Wednesday, August 13, 2008

How Publication Design Derails Thought Leadership

You wouldn’t read Harvard Business Review if it looked like a sales brochure – dominated by fancy photography unrelated to the copy next to it, shorn of author bylines, and organized into small sections that force 100 words to make points requiring 1,000 words. Would you?

I recently received IBM’s 2008 “Global CEO Study” and saw such a publication. Seventy-five pages that look like a slick brochure. Only it’s a study, not a sales pitch. But it appears like a sales pitch.

This is one of my biggest pet peeves since I got into the thought leadership marketing business 21 years ago. Most professional services firms continue to use sales brochure design – not editorial publication design – to dress up their intellectual capital. It’s a big mistake – just like putting a Hyundai badge on a car that is a BMW or Lexus-worthy competitor. (In fact, Hyundai just did this, with a $38,000 new car called the Hyundai Genesis. Wall Street Journal auto reviewer Jeff Sabatini raved about the car last Saturday but ultimately stated his belief that Hyundai’s down-market brand will curb interest in it.)

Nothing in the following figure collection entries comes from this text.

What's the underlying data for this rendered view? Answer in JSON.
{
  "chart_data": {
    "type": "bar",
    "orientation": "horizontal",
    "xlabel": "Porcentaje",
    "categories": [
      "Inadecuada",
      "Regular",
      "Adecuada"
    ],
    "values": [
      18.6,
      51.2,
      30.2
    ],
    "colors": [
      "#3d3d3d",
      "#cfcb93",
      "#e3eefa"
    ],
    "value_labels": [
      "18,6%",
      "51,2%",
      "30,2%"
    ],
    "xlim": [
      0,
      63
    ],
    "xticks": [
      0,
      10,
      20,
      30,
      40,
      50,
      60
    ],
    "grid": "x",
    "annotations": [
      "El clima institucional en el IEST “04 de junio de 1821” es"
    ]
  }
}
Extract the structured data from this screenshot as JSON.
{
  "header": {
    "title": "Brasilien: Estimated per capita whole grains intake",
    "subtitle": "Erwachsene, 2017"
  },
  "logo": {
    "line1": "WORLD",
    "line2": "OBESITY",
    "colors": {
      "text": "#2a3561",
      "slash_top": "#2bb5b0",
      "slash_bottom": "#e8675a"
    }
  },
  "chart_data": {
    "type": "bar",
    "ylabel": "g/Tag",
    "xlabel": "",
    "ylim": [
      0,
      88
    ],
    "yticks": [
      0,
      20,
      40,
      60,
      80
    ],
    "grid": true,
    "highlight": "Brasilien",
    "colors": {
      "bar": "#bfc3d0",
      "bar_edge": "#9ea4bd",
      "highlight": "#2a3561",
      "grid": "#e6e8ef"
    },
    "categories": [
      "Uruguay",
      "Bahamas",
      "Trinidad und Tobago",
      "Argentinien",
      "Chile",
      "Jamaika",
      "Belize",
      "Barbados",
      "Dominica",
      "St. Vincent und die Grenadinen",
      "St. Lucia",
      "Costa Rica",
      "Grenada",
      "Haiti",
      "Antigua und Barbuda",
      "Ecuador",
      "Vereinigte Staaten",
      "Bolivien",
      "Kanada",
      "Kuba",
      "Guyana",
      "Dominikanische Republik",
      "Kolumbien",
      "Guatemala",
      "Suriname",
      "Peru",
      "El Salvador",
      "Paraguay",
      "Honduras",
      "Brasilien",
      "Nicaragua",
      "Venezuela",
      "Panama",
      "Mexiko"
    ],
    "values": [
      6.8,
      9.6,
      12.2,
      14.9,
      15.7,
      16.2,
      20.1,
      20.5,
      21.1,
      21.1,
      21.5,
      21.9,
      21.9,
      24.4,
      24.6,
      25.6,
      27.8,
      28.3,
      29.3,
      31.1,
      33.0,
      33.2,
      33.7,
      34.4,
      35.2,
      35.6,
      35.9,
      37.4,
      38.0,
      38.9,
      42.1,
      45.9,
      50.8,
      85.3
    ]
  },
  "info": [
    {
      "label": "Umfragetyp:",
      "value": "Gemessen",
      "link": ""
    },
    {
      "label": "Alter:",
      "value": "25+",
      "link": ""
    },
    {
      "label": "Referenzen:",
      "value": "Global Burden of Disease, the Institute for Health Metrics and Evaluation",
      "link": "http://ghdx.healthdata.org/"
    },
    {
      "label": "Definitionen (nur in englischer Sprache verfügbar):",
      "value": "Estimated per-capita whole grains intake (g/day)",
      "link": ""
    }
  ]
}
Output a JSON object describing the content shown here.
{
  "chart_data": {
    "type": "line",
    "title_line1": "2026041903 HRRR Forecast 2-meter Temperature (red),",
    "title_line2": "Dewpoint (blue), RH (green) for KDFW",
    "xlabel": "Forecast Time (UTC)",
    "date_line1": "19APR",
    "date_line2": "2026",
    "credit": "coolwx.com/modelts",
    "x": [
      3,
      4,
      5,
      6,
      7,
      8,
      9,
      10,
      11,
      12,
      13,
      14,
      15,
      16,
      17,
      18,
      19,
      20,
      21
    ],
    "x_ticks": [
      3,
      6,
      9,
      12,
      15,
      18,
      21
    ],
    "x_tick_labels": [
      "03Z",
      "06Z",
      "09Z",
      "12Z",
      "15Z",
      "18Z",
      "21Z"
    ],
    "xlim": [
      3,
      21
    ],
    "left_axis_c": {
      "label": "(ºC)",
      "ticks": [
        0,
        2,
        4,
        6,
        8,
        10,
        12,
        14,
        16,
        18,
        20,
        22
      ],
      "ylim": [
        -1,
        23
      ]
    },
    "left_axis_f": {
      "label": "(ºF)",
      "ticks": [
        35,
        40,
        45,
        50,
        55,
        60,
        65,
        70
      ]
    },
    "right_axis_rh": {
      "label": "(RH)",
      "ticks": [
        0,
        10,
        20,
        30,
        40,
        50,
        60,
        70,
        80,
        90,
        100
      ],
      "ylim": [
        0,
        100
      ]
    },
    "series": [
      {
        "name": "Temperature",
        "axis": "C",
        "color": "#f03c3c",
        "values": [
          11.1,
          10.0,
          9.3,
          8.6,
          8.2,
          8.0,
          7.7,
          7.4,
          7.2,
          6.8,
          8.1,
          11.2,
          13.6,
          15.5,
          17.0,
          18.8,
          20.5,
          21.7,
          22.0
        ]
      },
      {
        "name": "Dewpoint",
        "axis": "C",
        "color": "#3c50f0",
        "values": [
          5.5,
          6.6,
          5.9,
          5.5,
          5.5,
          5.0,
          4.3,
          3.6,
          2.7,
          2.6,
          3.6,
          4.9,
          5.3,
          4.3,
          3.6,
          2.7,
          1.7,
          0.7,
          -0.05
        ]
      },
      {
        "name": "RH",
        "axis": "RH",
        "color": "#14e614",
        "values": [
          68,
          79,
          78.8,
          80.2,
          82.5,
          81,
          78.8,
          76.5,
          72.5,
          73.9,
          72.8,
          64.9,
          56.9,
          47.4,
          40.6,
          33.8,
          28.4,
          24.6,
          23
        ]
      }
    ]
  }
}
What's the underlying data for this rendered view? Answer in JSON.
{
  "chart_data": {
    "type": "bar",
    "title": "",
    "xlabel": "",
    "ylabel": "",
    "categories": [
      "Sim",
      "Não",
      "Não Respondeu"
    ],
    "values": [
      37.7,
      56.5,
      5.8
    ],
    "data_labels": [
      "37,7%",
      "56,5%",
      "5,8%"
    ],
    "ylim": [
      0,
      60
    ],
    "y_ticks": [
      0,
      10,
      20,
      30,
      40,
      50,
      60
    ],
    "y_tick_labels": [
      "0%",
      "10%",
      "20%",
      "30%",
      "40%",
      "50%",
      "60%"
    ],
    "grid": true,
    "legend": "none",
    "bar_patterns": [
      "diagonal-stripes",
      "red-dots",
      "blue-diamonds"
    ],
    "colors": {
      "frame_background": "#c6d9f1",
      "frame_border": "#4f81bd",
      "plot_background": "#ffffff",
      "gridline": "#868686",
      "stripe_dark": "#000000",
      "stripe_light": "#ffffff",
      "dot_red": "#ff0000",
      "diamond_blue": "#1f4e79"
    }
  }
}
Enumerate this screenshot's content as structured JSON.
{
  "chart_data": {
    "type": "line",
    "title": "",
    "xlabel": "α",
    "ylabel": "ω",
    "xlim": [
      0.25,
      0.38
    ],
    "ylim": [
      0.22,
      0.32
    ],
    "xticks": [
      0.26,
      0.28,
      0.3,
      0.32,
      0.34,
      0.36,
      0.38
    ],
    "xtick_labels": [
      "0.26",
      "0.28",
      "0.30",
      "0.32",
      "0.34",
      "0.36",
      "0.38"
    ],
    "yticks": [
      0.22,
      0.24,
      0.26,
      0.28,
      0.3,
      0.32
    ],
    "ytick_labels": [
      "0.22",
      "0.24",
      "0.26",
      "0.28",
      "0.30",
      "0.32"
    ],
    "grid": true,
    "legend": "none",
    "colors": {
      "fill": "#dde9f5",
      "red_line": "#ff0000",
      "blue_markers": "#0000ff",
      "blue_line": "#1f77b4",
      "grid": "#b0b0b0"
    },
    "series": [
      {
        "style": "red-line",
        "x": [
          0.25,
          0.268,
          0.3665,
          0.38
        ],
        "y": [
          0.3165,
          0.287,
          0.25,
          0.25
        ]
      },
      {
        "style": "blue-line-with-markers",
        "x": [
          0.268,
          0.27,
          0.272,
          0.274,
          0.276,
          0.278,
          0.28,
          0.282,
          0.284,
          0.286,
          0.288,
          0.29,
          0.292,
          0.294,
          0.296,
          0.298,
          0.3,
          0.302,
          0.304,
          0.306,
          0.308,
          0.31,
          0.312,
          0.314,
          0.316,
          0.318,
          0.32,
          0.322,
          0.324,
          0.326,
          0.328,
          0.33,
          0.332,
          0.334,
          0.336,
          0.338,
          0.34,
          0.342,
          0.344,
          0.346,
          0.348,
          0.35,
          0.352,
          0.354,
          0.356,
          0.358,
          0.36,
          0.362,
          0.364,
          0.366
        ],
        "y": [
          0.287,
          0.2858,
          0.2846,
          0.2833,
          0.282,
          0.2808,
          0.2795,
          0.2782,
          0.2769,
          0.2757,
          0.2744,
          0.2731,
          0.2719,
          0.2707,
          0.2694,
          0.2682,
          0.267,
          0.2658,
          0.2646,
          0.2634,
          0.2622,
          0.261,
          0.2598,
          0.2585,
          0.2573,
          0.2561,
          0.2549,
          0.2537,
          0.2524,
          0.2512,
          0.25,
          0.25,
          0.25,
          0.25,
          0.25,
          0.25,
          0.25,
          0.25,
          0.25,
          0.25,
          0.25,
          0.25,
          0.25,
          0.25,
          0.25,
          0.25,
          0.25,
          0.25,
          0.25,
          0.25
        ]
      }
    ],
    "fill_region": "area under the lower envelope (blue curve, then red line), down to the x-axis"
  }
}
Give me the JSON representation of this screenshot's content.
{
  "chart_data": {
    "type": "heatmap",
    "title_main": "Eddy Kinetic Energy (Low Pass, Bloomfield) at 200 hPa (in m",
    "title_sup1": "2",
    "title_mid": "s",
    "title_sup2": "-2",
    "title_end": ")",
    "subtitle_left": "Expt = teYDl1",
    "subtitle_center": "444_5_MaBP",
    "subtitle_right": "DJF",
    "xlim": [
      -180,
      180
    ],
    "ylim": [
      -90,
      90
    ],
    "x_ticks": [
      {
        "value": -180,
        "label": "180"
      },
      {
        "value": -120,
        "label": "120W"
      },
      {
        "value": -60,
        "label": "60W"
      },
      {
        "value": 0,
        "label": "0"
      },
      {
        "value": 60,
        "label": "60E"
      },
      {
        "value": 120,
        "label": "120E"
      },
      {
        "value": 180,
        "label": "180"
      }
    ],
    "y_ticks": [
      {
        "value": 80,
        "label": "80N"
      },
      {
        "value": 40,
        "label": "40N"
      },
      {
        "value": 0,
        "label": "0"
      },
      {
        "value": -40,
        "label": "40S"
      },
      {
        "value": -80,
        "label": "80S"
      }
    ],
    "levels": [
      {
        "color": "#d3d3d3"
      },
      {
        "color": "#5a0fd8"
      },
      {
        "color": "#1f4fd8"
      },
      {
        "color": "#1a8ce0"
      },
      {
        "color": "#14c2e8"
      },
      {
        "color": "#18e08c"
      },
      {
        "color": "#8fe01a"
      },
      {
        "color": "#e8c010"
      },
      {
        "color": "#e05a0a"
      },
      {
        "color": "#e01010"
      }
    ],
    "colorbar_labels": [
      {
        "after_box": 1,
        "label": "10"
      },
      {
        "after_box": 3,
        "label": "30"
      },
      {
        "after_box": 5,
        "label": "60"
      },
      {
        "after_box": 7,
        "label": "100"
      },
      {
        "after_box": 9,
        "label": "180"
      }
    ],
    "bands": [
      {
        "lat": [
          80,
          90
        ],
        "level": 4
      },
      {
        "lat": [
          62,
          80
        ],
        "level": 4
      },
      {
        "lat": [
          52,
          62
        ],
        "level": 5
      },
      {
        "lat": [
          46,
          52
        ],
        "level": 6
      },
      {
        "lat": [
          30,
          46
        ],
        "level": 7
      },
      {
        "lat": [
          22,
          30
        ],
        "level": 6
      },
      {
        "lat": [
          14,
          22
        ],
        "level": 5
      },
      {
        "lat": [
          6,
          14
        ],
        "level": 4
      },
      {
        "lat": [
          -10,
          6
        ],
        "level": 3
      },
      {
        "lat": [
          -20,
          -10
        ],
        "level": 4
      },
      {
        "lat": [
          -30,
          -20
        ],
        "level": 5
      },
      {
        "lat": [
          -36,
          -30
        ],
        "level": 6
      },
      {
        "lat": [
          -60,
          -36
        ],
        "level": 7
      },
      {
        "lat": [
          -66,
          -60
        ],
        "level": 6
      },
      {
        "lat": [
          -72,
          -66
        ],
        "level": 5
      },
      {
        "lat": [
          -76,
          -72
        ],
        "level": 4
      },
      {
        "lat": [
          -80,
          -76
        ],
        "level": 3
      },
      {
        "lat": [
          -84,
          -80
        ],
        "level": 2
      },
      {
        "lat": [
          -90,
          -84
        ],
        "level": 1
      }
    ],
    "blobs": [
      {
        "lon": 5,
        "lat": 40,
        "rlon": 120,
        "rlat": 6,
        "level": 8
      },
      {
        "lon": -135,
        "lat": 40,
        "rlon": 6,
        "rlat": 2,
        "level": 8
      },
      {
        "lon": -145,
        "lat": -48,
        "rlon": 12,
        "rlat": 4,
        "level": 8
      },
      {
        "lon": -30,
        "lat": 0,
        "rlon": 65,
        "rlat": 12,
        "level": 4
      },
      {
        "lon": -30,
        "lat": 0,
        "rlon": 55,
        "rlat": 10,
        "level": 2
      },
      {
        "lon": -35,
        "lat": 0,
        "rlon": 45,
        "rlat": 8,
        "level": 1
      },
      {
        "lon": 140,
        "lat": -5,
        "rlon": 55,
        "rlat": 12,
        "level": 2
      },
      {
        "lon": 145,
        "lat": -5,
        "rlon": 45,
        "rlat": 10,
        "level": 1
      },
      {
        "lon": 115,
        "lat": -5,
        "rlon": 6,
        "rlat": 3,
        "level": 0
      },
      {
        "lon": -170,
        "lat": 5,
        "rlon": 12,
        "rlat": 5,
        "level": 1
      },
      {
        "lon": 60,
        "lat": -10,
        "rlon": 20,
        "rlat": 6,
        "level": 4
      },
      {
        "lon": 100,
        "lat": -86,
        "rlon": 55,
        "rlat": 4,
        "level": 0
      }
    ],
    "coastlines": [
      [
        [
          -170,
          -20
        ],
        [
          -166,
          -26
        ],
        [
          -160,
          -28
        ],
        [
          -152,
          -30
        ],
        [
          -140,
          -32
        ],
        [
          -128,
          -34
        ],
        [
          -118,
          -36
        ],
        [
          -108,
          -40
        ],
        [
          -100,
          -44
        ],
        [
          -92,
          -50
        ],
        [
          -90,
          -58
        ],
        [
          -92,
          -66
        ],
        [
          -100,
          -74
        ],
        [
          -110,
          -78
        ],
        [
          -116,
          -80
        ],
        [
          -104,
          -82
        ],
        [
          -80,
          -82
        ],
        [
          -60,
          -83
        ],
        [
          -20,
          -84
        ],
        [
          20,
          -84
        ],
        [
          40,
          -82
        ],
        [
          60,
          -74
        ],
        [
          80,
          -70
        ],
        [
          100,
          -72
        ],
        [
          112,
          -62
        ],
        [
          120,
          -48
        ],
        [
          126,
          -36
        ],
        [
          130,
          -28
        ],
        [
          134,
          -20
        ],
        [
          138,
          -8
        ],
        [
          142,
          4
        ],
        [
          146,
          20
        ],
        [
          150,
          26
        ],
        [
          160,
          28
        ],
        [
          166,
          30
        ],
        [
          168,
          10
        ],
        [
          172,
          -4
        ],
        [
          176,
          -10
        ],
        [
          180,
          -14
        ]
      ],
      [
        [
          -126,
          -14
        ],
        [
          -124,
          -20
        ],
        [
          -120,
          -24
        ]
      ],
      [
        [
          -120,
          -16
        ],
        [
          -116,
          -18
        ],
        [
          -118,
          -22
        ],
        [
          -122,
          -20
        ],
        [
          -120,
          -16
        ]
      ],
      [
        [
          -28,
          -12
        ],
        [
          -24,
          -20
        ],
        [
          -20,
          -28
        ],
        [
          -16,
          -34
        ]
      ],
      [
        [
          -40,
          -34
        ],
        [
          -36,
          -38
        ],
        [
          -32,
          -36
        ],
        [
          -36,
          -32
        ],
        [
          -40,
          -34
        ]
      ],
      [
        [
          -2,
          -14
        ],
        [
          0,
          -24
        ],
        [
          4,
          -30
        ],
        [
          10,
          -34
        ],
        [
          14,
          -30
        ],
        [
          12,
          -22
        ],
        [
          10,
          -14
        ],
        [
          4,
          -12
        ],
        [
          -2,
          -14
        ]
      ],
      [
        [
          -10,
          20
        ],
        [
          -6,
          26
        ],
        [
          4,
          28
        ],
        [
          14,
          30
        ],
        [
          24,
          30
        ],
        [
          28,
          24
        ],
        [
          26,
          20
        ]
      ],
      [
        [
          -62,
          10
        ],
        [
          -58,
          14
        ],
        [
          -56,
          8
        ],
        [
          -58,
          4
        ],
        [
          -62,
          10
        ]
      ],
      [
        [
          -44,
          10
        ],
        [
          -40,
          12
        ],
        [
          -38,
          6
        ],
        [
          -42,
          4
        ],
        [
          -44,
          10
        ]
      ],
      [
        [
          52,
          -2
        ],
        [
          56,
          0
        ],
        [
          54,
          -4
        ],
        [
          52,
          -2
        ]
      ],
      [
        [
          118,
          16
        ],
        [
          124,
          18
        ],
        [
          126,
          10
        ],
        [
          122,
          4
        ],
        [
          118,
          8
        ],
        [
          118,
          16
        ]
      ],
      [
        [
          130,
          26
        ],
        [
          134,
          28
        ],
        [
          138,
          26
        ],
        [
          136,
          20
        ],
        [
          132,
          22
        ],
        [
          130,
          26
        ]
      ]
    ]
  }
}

I haven’t read the IBM report, so I can’t comment on the content. (Here’s where to go to get it, but you have to register: http://www-935.ibm.com/services/us/gbs/bus/html/ceostudy2008.html)

But I imagine IBM spent a great deal to create that content – on conducting the interviews (around 1,000 face to face) and on the design of the publication.

And that’s the problem: The design is way too slick.

Does the brochure design-editorial publication design debate rage on in your organization? And if so, who’s winning?